Drummond might shoot underhand free throws next season

Pistons' center Andre Drummond shot 35.5% from the free throw line in 2015-16.

Pistons’ center Andre Drummond shot 35.5% from the free throw line in 2015-16.

Will Andre Drummond shoot his free throws underhanded next season? It could happen, according to Pistons head coach Stan Van Gundy, and it’s about damn time.

It’s a free-throw shooting style that NBA Hall of Famer Rick Barry perfected, as he shot 90% from the charity stripe during his 10-season NBA career. Even fellow Hall of Famer Wilt Chamberlain, who still owns the NBA record for points in a single game with 100, tried out the underhanded free-throw shot for a time. Despite never being as successful at the line as Barry—Chamberlain only shot 51.1% from the stripe for his career—he did finish 28-for-32 from the line in his historic 100-point performance on March 2, 1962.

The commonly labeled “granny shot” has become a viable option for Drummond because of his putrid 2015-16 campaign at the free-throw line, in which he shot a career-worst 35.5%. That’s an average of 65 misses for every 100 free throws taken.
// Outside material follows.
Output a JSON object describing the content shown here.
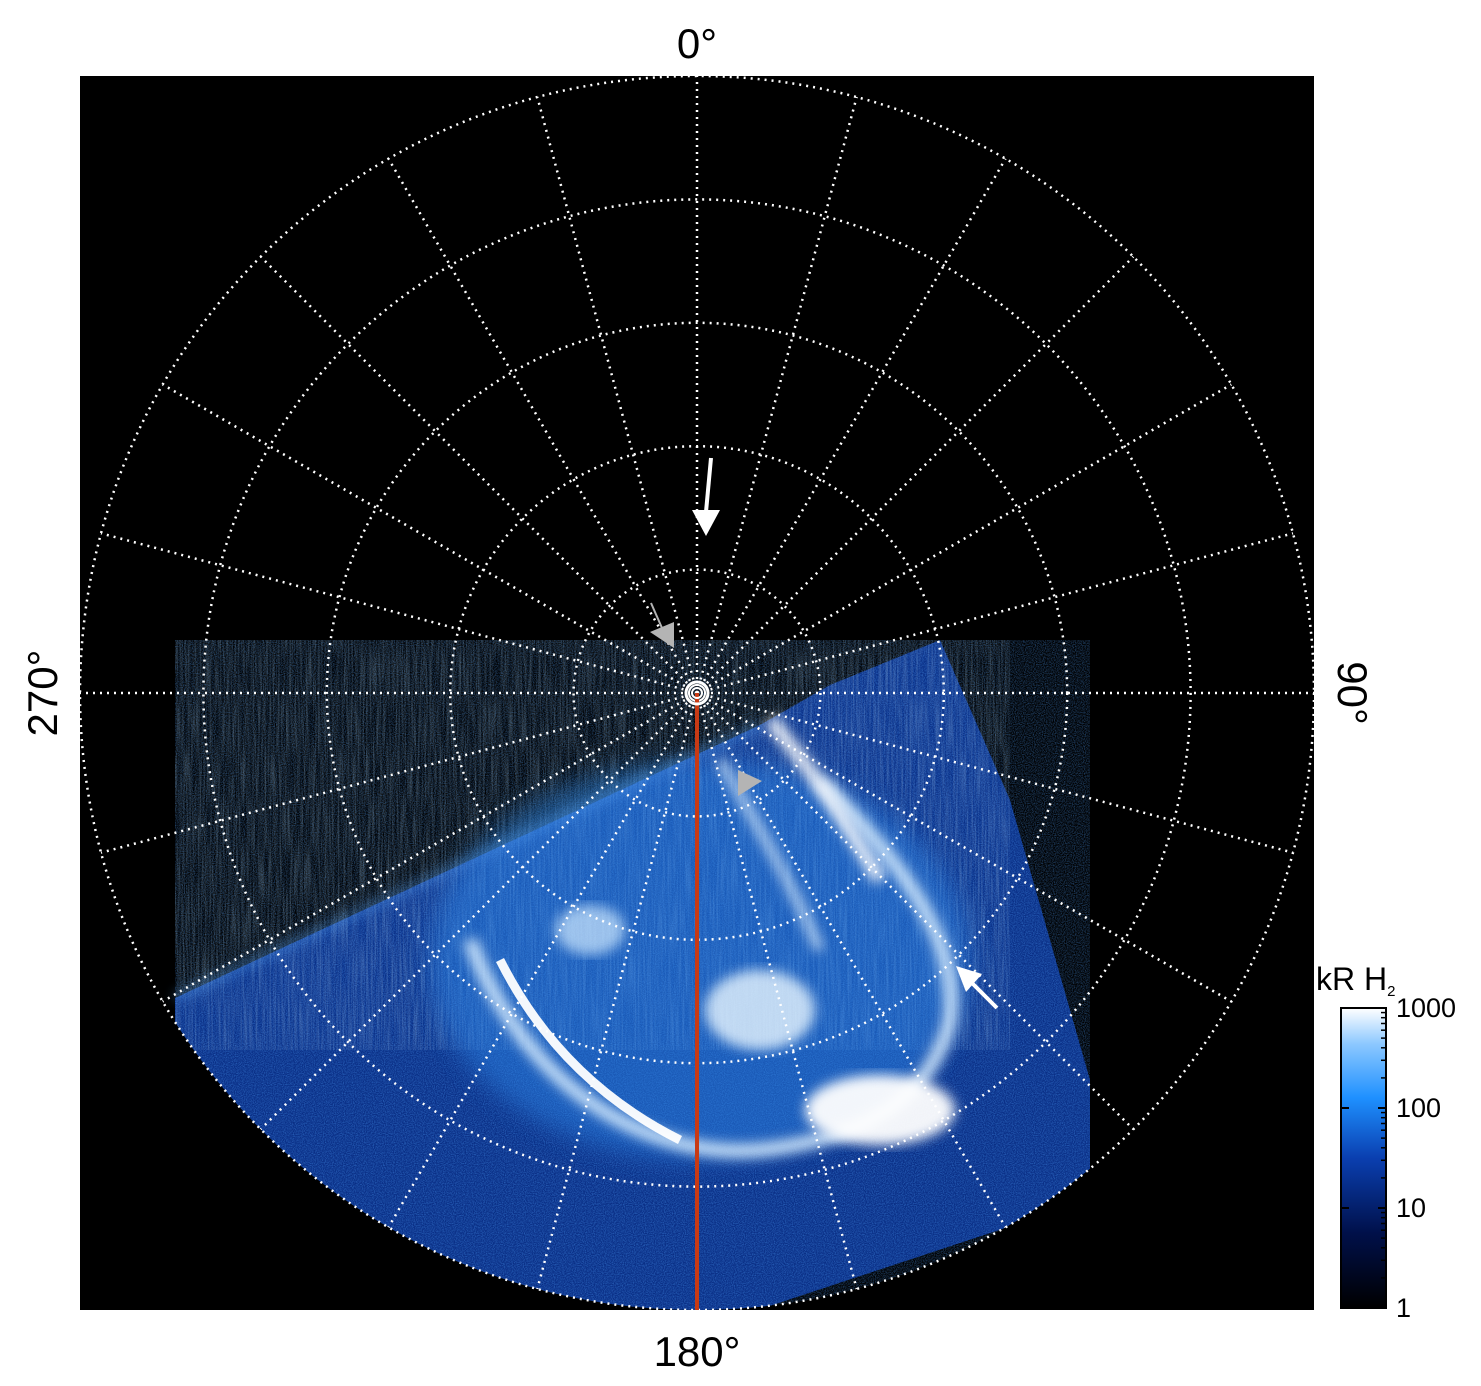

Most Average Joe’s and Jane’s off the street can do as well as that.

It became increasingly embarrassing that Van Gundy had to consistently pull Drummond in the final minutes of games as the season went along because of his poor free-throw shooting, including in Detroit’s first-round playoff series with the Cleveland Cavaliers.

Being pulled in crunch time isn’t what you want from a guy who’s due to be signed to a max contract extension this summer.

Drummond realizes his reputation as a “clunker” from the free throw line.

He seems to realize that although it’s not going to help him earn any street cred with his newfound pal Justin Bieber, shooting from the stripe underhanded could help him make more free throws.

If the Detroit big man can shoot his “throws” at an efficient clip, it will likely lead to Van Gundy leaving his star on the floor during the final minutes of games.

If Drummond can increase his free-throw percentage by even 30%, he’ll be able to make the jump from an All-Star to a dominant big man on the offensive end.

He already averaged a career-high 16.2 points per game this past season, so just imagine how many he could average with an improved FT-shooting form.

The 22-year-old could feasibly crack the 20 points per game threshold in what will be his fifth season in the league.

It would be a jump in point production that could help the Pistons take the next step forward as an organization. They would go from a team just making the playoffs to a team that could realistically think about getting to round two.

Here’s hoping that “Dre” takes to the gym this summer and starts practicing his “granny shot.”

Despite the jeers that would probably arise from using an underhand shot when playing on the road, dealing with other teams’ fans and their quips will be more than worth it if the Pistons build on their success from this past season.

I’m willing to bet that the Pistons will improve upon their first playoff appearance since the 2008-09 campaign if Drummond makes the “granny shot” his own.